E lo chiamano mercato di riparazione...

Redazione TuttoBolognaWeb

Dice il saggio: "cercando le parole si trovano i pensieri". Succede quando "dentro" senti montare un mare di emozioni. Restare oggi senza parole, ammutoliti e attoniti, equivale ad avere un elettrocardiogramma (nell'accezione romantica della parola "cuore") assolutamente piatto.

La cessione certa, certissima anzi... probabile di Alessandro Diamanti azzera la passione.

Sminuisce il senso di appartenenza.

Rende quanto sia infinitesimamente piccolo il Bologna di oggi.

Non ci resta che la ragione sociale, sbiadita, in questo scenario da miseria e nobiltà.

La passione, il senso di appartenenza... ed ecco accendersi la spia rossa della nostra riserva.

Se n'è andato Pioli, che - gradito o no - aveva preferito sventolare la bandiera rossoblù in faccia ai richiami di sirene più accattivanti. "C'è un progetto" aveva detto, spiegandone le ragioni. Anche lui, evidentemente, è stato tradito.

Ora va via il capitano, ultimo genio di una lampada svuotata: perdiamo così l'ultimo tassello che ci dava lustro, con la sua appartenenza al club Italia. Il Bologna oggi non conta più nulla.

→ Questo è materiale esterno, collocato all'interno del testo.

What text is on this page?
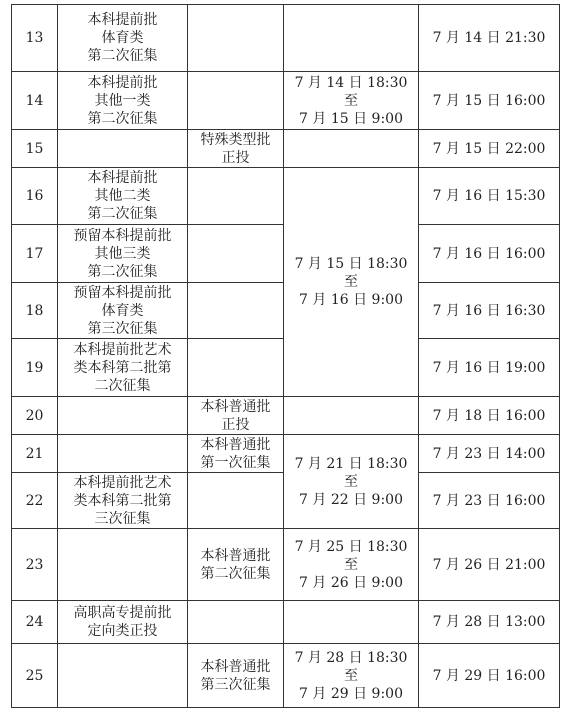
13	本科提前批
体育类
第二次征集			7 月 14 日 21:30
14	本科提前批
其他一类
第二次征集		7 月 14 日 18:30
至
7 月 15 日 9:00	7 月 15 日 16:00
15		特殊类型批
正投		7 月 15 日 22:00
16	本科提前批
其他二类
第二次征集		7 月 15 日 18:30
至
7 月 16 日 9:00	7 月 16 日 15:30
17	预留本科提前批
其他三类
第二次征集			7 月 16 日 16:00
18	预留本科提前批
体育类
第三次征集			7 月 16 日 16:30
19	本科提前批艺术
类本科第二批第
二次征集			7 月 16 日 19:00
20		本科普通批
正投		7 月 18 日 16:00
21		本科普通批
第一次征集	7 月 21 日 18:30
至
7 月 22 日 9:00	7 月 23 日 14:00
22	本科提前批艺术
类本科第二批第
三次征集			7 月 23 日 16:00
23		本科普通批
第二次征集	7 月 25 日 18:30
至
7 月 26 日 9:00	7 月 26 日 21:00
24	高职高专提前批
定向类正投			7 月 28 日 13:00
25		本科普通批
第三次征集	7 月 28 日 18:30
至
7 月 29 日 9:00	7 月 29 日 16:00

Allo smarrimento per una soluzione tecnica complicata si aggiunge la preoccupazione della rinuncia a un emblema. Diamanti, indiscutibilmente dotato del colpo di genio, ha mostrato la qualità di saper scendere dal ponte di comando per farsi mozzo, all'occorrenza.

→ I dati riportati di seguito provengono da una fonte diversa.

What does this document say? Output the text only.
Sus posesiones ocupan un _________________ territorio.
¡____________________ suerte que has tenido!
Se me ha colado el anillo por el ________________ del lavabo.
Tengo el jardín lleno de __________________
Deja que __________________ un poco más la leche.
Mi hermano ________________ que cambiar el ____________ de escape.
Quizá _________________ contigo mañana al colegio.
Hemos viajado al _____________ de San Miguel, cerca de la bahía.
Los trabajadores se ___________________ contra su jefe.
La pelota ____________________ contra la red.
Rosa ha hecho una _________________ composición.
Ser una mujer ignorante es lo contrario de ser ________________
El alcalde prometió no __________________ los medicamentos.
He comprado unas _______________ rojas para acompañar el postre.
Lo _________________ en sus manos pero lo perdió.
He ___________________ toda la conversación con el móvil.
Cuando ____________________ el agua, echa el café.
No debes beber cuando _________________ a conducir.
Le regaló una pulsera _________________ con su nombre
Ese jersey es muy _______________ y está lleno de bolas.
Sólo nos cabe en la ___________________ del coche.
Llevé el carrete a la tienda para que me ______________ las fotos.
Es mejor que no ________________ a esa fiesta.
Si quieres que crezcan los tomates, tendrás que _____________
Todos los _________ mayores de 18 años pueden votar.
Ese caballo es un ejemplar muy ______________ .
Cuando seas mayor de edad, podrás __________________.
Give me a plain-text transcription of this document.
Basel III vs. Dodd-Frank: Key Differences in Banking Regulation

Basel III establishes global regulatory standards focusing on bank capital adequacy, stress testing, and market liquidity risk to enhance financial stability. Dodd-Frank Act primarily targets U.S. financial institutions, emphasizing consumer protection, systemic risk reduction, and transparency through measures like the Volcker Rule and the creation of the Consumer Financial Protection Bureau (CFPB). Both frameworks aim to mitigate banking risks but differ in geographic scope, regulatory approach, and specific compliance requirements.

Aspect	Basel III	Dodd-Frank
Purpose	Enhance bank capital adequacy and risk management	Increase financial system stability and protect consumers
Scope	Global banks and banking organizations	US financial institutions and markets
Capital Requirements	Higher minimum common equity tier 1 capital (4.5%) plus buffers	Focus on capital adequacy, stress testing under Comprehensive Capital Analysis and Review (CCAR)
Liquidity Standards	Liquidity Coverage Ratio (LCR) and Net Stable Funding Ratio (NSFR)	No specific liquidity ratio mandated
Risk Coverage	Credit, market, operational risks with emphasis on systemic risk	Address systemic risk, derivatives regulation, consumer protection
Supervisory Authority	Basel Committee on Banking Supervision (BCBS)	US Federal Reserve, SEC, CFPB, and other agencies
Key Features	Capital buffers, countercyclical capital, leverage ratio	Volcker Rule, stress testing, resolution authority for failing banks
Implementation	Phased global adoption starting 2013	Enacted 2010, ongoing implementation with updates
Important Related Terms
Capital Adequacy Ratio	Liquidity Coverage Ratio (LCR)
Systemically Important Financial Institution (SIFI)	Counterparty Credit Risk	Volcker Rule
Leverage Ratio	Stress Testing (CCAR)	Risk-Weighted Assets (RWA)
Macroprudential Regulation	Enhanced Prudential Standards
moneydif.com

Così va il mondo. I capitoli più recenti della nostra storia ci inducono a non aspettarci più nulla. Collezioniamo attimi. Il Bologna non ha la forza di trattenere stelle e stelline, il Bologna non vive nè di futuro nè di presente.

Denaro è un dio troppo potente, non c'è neppure da biasimare Alino: ognuno di noi, di fronte a proposte faraoniche, traballerebbe.

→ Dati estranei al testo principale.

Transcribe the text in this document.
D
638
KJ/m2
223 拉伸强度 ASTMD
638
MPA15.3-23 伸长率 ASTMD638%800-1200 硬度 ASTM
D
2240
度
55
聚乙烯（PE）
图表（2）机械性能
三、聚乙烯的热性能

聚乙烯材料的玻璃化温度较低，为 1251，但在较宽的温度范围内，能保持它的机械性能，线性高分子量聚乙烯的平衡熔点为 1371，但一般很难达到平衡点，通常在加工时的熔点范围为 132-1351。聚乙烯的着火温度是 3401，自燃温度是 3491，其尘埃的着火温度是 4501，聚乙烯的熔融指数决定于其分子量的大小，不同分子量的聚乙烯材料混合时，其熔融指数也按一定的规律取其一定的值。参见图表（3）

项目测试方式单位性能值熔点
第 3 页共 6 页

Ci consolerebbe sapere che... morto un Papa se ne fa un altro.

Ci sono club in Europa ma anche in Italia che hanno creato gli enzimi necessari per digerire le rinunce importanti.

Ma il Bologna sembra sempre più un club che vive alla giornata. Una volta gli va davvero bene (Gilardino fu scelta casuale), altre chi lo sa...

Programmazione è una parola che accompagna le migliori realtà imprenditoriali. Qui si cedono i giovani prima che possano dimostrare qualcosa oppure si rinuncia ai leader in corso d'opera. Non è più tempo di eroi...

Ciao Alino: molti tifosi gridano al tradimento, io ti ringrazio per le grandi emozioni che ci ha regalato, i gol persino i quasi gol. E soprattutto ti dico grazie per la gioia che hai regalato ai nostri bambini. Ci siamo rivisti in loro, quando finita la scuola ci trasformavamo in Bulgarelli, Haller, Pascutti dietro a un pallone rotolante di periferia.

Bologna oggi è terra di saccheggio dei più ricchi e prepotenti. Mi viene in mente Julio Cruz, quando a chiamare fu l'Inter...

E ora: se la cessione verrà confermata, il Bologna senza Alino perde in identità. Rabbrividisco all'idea che pure Kone potrebbe fare le valigie. Vedo in Pana un Diamanti di scorta. Molti storceranno il naso. Mi chiedo semmai quanto peso (in emulazione) avesse il suo amico Alino nelle prestazioni da incorniciare (vedi Cagliari) del bizzarro greco.

So mentre scrivo che forse quel che leggerete non vi convincerà. I dubbi accompagnano anche me, e voglio sperare che sette giorni di mercato dicano che il sacrificio sia stato meno doloroso di quanto non sembri ora. Di certo non basteranno soluzioni tampone o giovani scommesse: al mercato di gennaio bisogna scegliere certezze, non fare azzardi.

Al momento in cui scriviamo, in venti giorni di mercato il Bologna è stato solo capace della più importante rinuncia possibile. A voi sembra questo un "mercato di riparazione"?